“……腊月初七,老地方交割……”
“……北府军械,照旧例,三层润色……”
“货”……
如果这“货”不是指丝绸、茶叶、瓷器,甚至不是指私盐呢?
如果它指的是粮食,是铁料,是打造好的军械,甚至是……活生生的“人手”呢?
“三万石”这个数量,如果是粮食,足够支撑一支数万人的军队不短的时间;如果是铁料,能武装起何等规模的军队?
如果是军械成品……
而“北府军械”——北府军是拱卫京畿、直隶朝廷的核心精锐之一,其军械库的制式装备,管控之严,远超边军。
能接触到“北府军械”,还能拿出“三层润色”(三成回扣)来操作的人,其身份和能量,简直不敢深想。
通过一个影子般的“漕运巡江”系统,利用朝廷最庞大的内河运输网络,进行着规模骇人的非法输送。
从边关到腹地,从军械库到某个隐秘的交割点……这是一条何等庞大、隐秘、且触目惊心的链条!
而他,卫渊,阴差阳错,在逃亡途中,扯开了这条链条上微不足道的一环,却引来了整个网络的疯狂反扑。
那枚“北”字铜牌,或许就是这条链上某个关键节点的通行凭证或身份象征。
冷汗,不知不觉间再次浸透了他的内衫,比江水更冷。
“世子……”陈盛的声音将他从冰冷的思绪中拉回,“我们……我们撞破的是泼天大祸。这已非私怨,亦非寻常党争,而是……而是足以动摇国本之事。您必须……必须尽快将消息送出去,送回京城,送回老公爷手中……”
送出去?
卫渊苦笑。
怎么送?
他连自己在哪里都不知道,身边只有一个重伤的副将和一个身份不明的船老大。
信鸽?
他刚刚放出一只,去向不明,回应更是……
“扑棱棱——”
就在这时,船舱外,紧闭的舱门缝隙处,传来一阵轻微却清晰的扑翼声,以及爪子刮擦木板的细响。

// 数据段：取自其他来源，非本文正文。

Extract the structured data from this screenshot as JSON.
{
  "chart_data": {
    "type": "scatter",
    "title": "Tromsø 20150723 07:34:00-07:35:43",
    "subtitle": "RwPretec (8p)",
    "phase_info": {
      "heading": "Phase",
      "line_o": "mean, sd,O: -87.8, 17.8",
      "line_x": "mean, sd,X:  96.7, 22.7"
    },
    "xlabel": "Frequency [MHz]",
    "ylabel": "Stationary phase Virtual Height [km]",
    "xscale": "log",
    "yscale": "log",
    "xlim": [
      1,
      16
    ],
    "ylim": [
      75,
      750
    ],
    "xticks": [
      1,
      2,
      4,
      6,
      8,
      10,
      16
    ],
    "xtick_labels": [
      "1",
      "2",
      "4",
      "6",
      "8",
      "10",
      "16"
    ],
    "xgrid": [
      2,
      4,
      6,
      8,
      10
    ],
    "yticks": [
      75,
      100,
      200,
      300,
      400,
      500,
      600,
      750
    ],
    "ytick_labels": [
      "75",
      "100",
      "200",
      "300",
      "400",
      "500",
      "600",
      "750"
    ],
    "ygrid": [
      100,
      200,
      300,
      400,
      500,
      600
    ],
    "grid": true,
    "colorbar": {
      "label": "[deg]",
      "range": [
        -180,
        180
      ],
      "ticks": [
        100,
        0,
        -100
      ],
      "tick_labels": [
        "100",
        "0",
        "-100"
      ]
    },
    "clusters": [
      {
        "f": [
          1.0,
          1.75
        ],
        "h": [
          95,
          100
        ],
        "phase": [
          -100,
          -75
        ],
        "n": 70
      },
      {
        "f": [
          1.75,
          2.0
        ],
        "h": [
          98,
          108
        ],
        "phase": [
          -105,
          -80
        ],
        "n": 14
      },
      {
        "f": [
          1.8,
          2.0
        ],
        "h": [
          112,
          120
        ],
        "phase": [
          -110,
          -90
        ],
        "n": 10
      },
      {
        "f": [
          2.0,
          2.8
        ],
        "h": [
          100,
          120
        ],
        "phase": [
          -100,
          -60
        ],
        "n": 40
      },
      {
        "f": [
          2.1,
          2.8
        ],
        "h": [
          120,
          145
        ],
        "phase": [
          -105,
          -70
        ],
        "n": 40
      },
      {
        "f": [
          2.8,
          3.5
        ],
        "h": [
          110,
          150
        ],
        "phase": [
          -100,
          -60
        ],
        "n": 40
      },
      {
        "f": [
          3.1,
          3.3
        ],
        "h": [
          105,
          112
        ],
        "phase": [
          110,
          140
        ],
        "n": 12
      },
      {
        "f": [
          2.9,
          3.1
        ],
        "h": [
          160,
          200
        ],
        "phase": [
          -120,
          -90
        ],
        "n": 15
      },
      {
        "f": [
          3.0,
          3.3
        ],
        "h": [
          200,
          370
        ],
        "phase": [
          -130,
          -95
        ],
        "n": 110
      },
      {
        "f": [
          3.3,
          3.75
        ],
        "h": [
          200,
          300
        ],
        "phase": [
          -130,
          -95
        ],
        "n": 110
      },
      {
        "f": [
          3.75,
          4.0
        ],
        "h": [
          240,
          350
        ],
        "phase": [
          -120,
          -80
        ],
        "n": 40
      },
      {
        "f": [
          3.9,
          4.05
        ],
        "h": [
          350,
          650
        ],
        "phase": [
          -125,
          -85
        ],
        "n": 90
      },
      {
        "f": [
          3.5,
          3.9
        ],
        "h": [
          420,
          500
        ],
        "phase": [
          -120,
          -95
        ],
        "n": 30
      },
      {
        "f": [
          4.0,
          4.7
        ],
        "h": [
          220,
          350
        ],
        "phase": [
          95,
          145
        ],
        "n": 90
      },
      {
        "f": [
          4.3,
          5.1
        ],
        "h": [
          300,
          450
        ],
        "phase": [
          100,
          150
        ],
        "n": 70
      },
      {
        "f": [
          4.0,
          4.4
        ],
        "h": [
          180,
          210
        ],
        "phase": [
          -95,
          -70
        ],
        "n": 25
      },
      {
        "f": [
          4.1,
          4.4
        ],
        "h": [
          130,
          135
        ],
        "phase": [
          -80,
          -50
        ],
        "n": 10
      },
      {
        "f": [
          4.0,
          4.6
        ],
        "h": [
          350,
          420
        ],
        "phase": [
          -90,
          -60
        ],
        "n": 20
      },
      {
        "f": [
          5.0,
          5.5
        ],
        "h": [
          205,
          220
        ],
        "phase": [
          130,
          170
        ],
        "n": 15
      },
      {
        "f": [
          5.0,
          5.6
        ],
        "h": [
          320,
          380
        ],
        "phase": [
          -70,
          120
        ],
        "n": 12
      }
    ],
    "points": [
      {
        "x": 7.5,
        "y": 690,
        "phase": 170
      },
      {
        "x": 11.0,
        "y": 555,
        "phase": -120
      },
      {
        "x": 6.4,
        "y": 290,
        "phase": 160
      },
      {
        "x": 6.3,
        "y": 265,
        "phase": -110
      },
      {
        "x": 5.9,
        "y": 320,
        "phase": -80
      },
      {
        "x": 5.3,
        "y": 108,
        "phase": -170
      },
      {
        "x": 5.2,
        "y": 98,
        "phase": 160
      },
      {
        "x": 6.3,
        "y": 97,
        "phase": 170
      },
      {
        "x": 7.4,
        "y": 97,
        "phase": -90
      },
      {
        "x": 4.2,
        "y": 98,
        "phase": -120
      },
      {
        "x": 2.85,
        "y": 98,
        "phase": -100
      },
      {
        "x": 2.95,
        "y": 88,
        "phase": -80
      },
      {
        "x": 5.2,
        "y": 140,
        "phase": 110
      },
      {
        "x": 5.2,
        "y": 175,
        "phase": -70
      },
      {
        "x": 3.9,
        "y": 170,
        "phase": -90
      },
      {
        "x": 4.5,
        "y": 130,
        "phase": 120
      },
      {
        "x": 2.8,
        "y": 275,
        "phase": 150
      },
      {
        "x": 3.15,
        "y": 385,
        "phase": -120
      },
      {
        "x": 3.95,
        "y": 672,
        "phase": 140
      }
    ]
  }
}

胡老大一个激灵,独眼瞬间瞪圆,下意识就要去摸藏在舱板下的短刀。
卫渊抬手制止,眼神锐利如鹰。
他示意胡老大噤声,自己则屏住呼吸,缓缓挪到门边,侧耳倾听。
只有江风呜咽,浪涛轻拍船舷,以及那执着的、小心翼翼的扑腾声。
是鸽子。
他猛地拉开舱门。
夜风灌入,油灯剧烈摇晃。
船舷靠近舱门的位置,一只灰扑扑、羽毛凌乱的信鸽正歪着脑袋,用黑豆般的眼睛看着他,腿上绑着一根熟悉的、细小的竹管。
正是他白天从那个小镇茶铺放出的那只,飞往京城方向的信鸽!
它回来了。
卫渊的心跳陡然加快。
他伸出手,动作尽可能轻柔地靠近。
信鸽似乎认出了他,没有惊飞,只是咕咕低叫了两声。
他解下竹管,指尖能感觉到鸽子身体的轻微颤抖,这一路飞来,想必也不轻松。
关上舱门,将江风和窥视再次隔绝在外。